Although the structure of the AAA ring in the free RP is significantly different from that in the assembled proteasome, the OB ring in the free RP is nearly identical to that in the holoenzyme (Chen et al., 2016). Upon RP-CP assembly, the OB ring rotates in-plane by 30° and tilts out-of-plane by 18° (Figure 3E, F). The gap between Rpn11 and the OB ring is slightly narrower in the free RP than in the SB, SC and SD states of the proteasome holoenzyme (Chen et al., 2016), suggesting that Rpn11 tightly blocks the substrate entry port in the free RP (Figure 3F, Figure S6A-D). Indeed, an unfolding assay used in this study to characterize the free RP suggests that it essentially lacks substrate unfolding activity toward a fluorescent model substrate (see below and Figure 6). The free RP exhibits certain ATP-independent deubiquitiylating activity that is lower than that of the proteasome holoenzyme (Figure S7). In line with this observation, docking of the ubiquitin structure to the surface of Rpn11 in the free RP indicates that the active site for deubiquitylation is exposed on the molecular surface (Figure S6E, F). Conformation of the Rpn11-OB interface in a SB, SC or SD-like state has been suggested to enhance Rpn11 activity (Chen et al., 2016; Pathare et al., 2014; Worden et al., 2014), which may also account for the deubiquitylating activity of the free RP.

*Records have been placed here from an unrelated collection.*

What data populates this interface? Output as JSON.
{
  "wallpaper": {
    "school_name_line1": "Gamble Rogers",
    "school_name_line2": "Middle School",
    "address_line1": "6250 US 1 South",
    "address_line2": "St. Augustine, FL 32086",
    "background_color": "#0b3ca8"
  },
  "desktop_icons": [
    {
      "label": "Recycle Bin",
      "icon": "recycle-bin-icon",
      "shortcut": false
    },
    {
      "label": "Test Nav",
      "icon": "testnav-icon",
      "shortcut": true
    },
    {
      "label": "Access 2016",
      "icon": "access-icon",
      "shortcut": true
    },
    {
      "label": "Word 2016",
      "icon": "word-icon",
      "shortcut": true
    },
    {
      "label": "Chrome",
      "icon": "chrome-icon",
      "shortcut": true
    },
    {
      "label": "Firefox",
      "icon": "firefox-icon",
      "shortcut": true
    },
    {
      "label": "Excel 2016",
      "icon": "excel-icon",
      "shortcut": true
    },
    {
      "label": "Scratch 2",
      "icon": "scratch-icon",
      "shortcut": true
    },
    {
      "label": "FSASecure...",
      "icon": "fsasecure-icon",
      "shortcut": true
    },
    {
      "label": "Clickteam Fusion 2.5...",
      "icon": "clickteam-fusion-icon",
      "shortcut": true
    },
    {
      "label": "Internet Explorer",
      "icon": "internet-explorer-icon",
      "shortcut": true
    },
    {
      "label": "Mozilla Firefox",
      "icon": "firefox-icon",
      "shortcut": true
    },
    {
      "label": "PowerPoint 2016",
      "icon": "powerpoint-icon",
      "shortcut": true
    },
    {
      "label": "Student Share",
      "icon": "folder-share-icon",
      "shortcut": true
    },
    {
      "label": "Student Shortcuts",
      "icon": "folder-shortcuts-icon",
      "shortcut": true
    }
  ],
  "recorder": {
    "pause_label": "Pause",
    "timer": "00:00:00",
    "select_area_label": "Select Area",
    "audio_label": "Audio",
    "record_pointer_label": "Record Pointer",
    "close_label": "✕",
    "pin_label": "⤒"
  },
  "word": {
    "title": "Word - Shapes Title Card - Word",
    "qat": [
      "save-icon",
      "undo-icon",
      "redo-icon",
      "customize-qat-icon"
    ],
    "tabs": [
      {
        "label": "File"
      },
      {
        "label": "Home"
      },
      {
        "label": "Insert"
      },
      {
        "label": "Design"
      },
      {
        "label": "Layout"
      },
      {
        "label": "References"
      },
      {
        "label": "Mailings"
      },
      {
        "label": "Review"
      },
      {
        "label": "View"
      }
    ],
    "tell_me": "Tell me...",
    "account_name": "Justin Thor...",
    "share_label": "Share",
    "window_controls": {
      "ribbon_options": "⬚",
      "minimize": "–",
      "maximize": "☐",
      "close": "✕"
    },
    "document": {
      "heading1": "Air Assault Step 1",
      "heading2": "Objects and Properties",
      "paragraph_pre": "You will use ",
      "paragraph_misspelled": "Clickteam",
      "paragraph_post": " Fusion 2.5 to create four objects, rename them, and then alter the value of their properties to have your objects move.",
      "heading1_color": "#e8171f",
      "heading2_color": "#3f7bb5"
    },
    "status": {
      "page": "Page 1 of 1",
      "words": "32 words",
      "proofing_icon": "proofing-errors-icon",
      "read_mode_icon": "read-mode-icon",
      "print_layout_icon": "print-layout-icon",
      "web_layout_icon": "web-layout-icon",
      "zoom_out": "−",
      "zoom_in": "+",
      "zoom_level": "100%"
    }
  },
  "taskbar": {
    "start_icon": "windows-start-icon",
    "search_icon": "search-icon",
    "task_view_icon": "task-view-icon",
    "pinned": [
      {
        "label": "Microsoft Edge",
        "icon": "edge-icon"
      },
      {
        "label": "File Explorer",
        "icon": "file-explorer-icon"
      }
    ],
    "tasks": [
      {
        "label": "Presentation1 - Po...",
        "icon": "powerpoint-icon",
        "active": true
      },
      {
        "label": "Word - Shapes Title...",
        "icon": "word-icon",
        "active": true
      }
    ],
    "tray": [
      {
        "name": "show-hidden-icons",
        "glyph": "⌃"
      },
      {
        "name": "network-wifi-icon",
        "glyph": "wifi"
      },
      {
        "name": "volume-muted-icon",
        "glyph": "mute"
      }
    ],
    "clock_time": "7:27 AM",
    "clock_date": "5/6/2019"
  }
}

Microstates of Rpn1-p28-AAA Subcomplex
A proper hexamerization of the AAA domains of Rpt1-6 is crucial for activating the substrate unfolding activity of the RP in an assembled proteasome holoenzyme. The cryo-EM structures of the Rpn1-p28-AAA subcomplex in seven states TA1-7 exhibit dramatic motions in their p28-Rpt3-Rpt6 and Rpn1 components (Figure 4A, Figure S5). The AAA domains form a C-like shape with an opening between Rpt2 and Rpt6 in all but the TA6 and TA7 states. The width of the opening is different in each state, and we used this feature to order the states from the widest to the tightest (Figure 4A), revealing a sequence of motion of the AAA ring through consecutive intermediates in an open-to-closed transition. Consistent with our assignment of the state sequence, the microinteractome networks of inter-subunit interactions exhibit a gradually increased connectivity from TA1 to TA7 (Figure 4B). Remarkably, Rpn1 rotates as the Rpt2-Rpt6 gap narrows. Rpn1-Rpt2 interaction is established starting from the TA5 state, suggesting that Rpn1 assists the open-to-closed transition. Correspondingly, Rpt3-bound p28 rotates in-plane by ~60° and out-of-plane by ~30° (Figure 4C). Accompanying closure of the Rpt2-Rpt6 gap, the Rpt3-Rpt4 interface is opened in the TA7 state, whereas in other states p28 appears to bridge the opening between Rpt3 and Rpt4.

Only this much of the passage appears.